Recovery following Hurricane Florence.
Thousands of people in the southeastern US have been affected by Hurricane Florence, and CarMax wants to help by providing valuable information to owners of flood-damaged cars. Keep these tips in mind so you’ll know how to assess damage and avoid those cars when it’s time to buy a replacement.
Suspect flood damage? Don’t start your car!
If you think your vehicle may have water damage, do not attempt to turn it on or operate it until you’ve informed your insurance company. Your provider should advise you on when and how to start your vehicle, and where to take it for inspection, or if an inspector will come to you to formally assess any damage.
We can’t stress this enough: use extreme caution when determining the extent of the damage and contact your insurance provider as soon as possible.
How to check for flood damage
If you’re sure the water did not reach the level where your car door opens, it's probably safe to drive. You should still have it inspected by a mechanic as soon as possible. Some makes and models have their batteries and other sensitive electronic components housed at a low point in the car’s frame, like the lower part of the engine or near the spare tire compartment in the trunk.
If you suspect or see evidence that water has risen above your door openings, do not start your vehicle. Even if it doesn't start, any attempt to get your car running could cause further damage. Have your vehicle towed to a mechanic for inspection.
If you suspect water damage, have a mechanic check all the fluids. “For example, if your oil indicator is high, that may be a sign that there’s water in your engine,” says Mark Royer, a master technician for CarMax in Charlotte, North Carolina. Water can contaminate fluids which can lead to expensive repairs down the road.
Flood-damaged vehicles are often neither mechanically, nor structurally sound. Water damage reveals itself in several ways.
In the short term, electrical issues are commonly the first to become apparent
Longer-term problems can include rust and corrosion, which could affect a vehicle’s structural integrity
How to avoid buying a flood-damaged car
Here are four things you can do to avoid purchasing a flood-damaged vehicle:
Watch for excessive condensation on the interior of windows and windshields. Especially on warm days, condensation can indicate that there’s excessive moisture inside the vehicle.
Check behind the front seats and inside the spare tire well. Both are common areas for sitting water to pool and cause damage.
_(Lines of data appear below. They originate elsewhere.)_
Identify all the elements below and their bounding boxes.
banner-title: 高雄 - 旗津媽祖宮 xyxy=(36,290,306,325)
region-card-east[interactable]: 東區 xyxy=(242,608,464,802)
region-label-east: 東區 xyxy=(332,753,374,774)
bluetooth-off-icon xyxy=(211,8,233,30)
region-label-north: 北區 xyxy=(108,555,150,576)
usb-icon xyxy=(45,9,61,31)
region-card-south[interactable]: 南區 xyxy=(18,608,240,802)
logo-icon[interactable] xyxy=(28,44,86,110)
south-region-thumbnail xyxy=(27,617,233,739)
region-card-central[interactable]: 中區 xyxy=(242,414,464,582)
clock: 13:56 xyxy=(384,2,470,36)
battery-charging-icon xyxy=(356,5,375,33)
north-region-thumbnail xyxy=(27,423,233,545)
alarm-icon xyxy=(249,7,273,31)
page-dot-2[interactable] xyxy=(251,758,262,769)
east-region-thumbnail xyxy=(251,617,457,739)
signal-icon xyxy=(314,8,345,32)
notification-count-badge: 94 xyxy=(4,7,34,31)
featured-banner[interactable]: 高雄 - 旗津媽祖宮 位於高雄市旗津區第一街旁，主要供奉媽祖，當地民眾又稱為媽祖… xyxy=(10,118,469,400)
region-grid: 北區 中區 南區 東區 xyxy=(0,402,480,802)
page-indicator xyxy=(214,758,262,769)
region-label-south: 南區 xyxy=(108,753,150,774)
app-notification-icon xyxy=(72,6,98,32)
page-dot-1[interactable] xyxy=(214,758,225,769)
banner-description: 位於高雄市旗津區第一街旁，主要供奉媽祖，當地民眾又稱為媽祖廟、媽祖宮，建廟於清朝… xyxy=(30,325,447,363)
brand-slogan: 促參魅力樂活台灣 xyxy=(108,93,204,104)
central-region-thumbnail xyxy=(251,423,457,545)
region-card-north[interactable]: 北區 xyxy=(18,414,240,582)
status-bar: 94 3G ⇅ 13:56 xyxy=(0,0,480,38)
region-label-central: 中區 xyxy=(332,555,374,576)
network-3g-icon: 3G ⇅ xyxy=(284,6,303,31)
Inspect for rust. Excessive rust in the spare tire well, engine compartment, or undercarriage of the vehicle can be an indication of flood damage.
Check the Vehicle History Report. Using the VIN, you can see whether a flood claim has been filed, or if a salvage title has been issued.
For more precautions you can take, see our full article How to Identify and Avoid Flood Damaged Cars.
CarMax does not sell flood-damaged vehicles, but we do see these vehicles in the marketplace. We’ve bought and sold more than 8 million cars over the years, so our nationwide team knows what to watch out for.
CarMax American Red Cross Partner
CarMax is a national American Red Cross Disaster Responder Partner, annually donating $250,000 to ensure immediate response to those affected by disasters big and small. This support enables the Red Cross to help people affected by disasters like storms and countless other crises. CarMax is encouraging associates to donate to the Red Cross. For every dollar an associate donates, The CarMax Foundation will donate two dollars.